Jennifer Doudna : « Il est trop tôt pour éditer génétiquement des humains »

LE MONDE SCIENCE ET TECHNO  Nathaniel Herzberg et Hervé Morin

Jennifer Doudna vient de recevoir un des prix L'Oréal-Unesco 2016 « Pour les femmes et la science », avec la Française Emmanuelle Charpentier, pour leurs travaux sur Crispr-Cas9, une technologie de réécriture du génome.
Jennifer Doudna vient de recevoir un des prix L'Oréal-Unesco 2016 « Pour les femmes et la science », avec la Française Emmanuelle Charpentier, pour leurs travaux sur Crispr-Cas9, une technologie de réécriture du génome. GRAEME MITCHELL/REDUX-REA

La biologiste américaine Jennifer Doudna (université de Californie, Berkeley) doit recevoir, jeudi 24 mars, un des prix L’Oréal-Unesco 2016 « Pour les femmes et la science », avec la Française Emmanuelle Charpentier, pour leurs travaux sur Crispr-Cas9, une technologie de réécriture du génome. Les deux chercheuses ont publié conjointement en 2012 une description de cette technique qui a depuis déferlé sur les ­laboratoires de biologie du monde entier. Les capacités inédites de couper-copier-coller ­génétique offertes par Crispr-Cas9 ont soulevé nombre de questions éthiques, quant à son utilisation pour modifier le patrimoine génétique de la lignée humaine, tandis qu’une bataille pour l’attribution des brevets fait rage entre, d’un côté, Jennifer Doudna et Emmanuelle Charpentier, et des équipes du Broad Institute au Massachusetts Institute of Technology (MIT), de l’autre.
Vous avez été primée à de nombreuses reprises pour vos travaux sur Crispr-Cas9. Est-ce en raison de l’importance de cette découverte, ou par manque d’imagination des jurys ?
(Rires) Peut-être un peu des deux. La possibilité de modifier l’ADN des cellules stimule l’imagination de beaucoup de gens, et je pense que c’est aussi une technologie fascinante en raison de ses origines très humbles : une poignée de chercheurs qui s’intéressaient à l’immunité des bactéries. Et c’est pourtant cette recherche guidée par la ­curiosité qui a conduit à la compréhension de ce système, et à la possibilité d’en faire un outil d’édition des gènes. Ces deux aspects sont captivants : le premier ressemble à de la science-fiction, et le second au rêve de tout étudiant de travailler sur quelque chose qui aura un impact.
Il est important de dire que ces prix honorent le champ de recherche dans son ensemble, et notamment dans mon laboratoire et celui d’Emmanuelle Charpentier, les étudiants et les post-docs brillants qui ont fait le travail à la paillasse.

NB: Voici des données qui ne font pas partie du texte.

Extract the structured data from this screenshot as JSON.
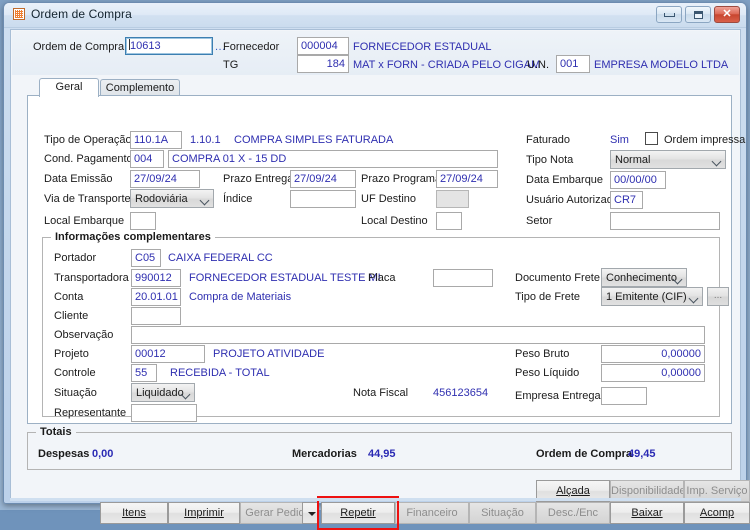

Cet outil est souvent présenté comme universel. Est-il vraiment si puissant ?
Vous savez, même pour nous, c’est époustouflant. Le système que nous avons décrit il y a presque quatre ans est utilisé par tous les laboratoires de génétique. C’est assez inhabituel qu’une technologie perce à cette vitesse. Je pense que c’est dû à la facilité de sa mise en œuvre et au fait qu’elle fonctionne vraiment bien dans la plupart des cellules et des organismes, pour des raisons qu’on ­essaie encore de comprendre. Il faut aussi souligner que Crispr-Cas9 a été découvert alors que l’ensemble des biotechnologies qui l’accompagnent étaient déjà disponibles, notamment celles de séquençage des génomes. L’environnement était mûr.
Diriez-vous que ses limites sont plus d’ordre éthique que technique ?
A mon avis, les deux. Techniquement, il y a encore beaucoup de travail pour comprendre comment ce système d’édition du génome fonctionne dans différents types de cellules. La technologie nécessite deux étapes : la première, c’est l’appariement à l’ADN, puis sa coupure. La seconde, c’est la réparation de cet ADN cassé, qui introduit la modification souhaitée dans le génome. Beaucoup d’équipes, dont la nôtre, essaient de comprendre comment cela marche, car c’est indispensable si nous souhaitons être capables de contrôler réellement ces modifications. Je vous donne un exemple concret : si vous voulez corriger la mucoviscidose chez un patient, le défi est de s’assurer que l’édition du génome sera faite correctement, pour chaque cellule. Cela va prendre du temps. Une autre frontière de cette technologie à explorer, c’est le mode de délivrance du système d’édition dans les cellules visées par la modification génétique.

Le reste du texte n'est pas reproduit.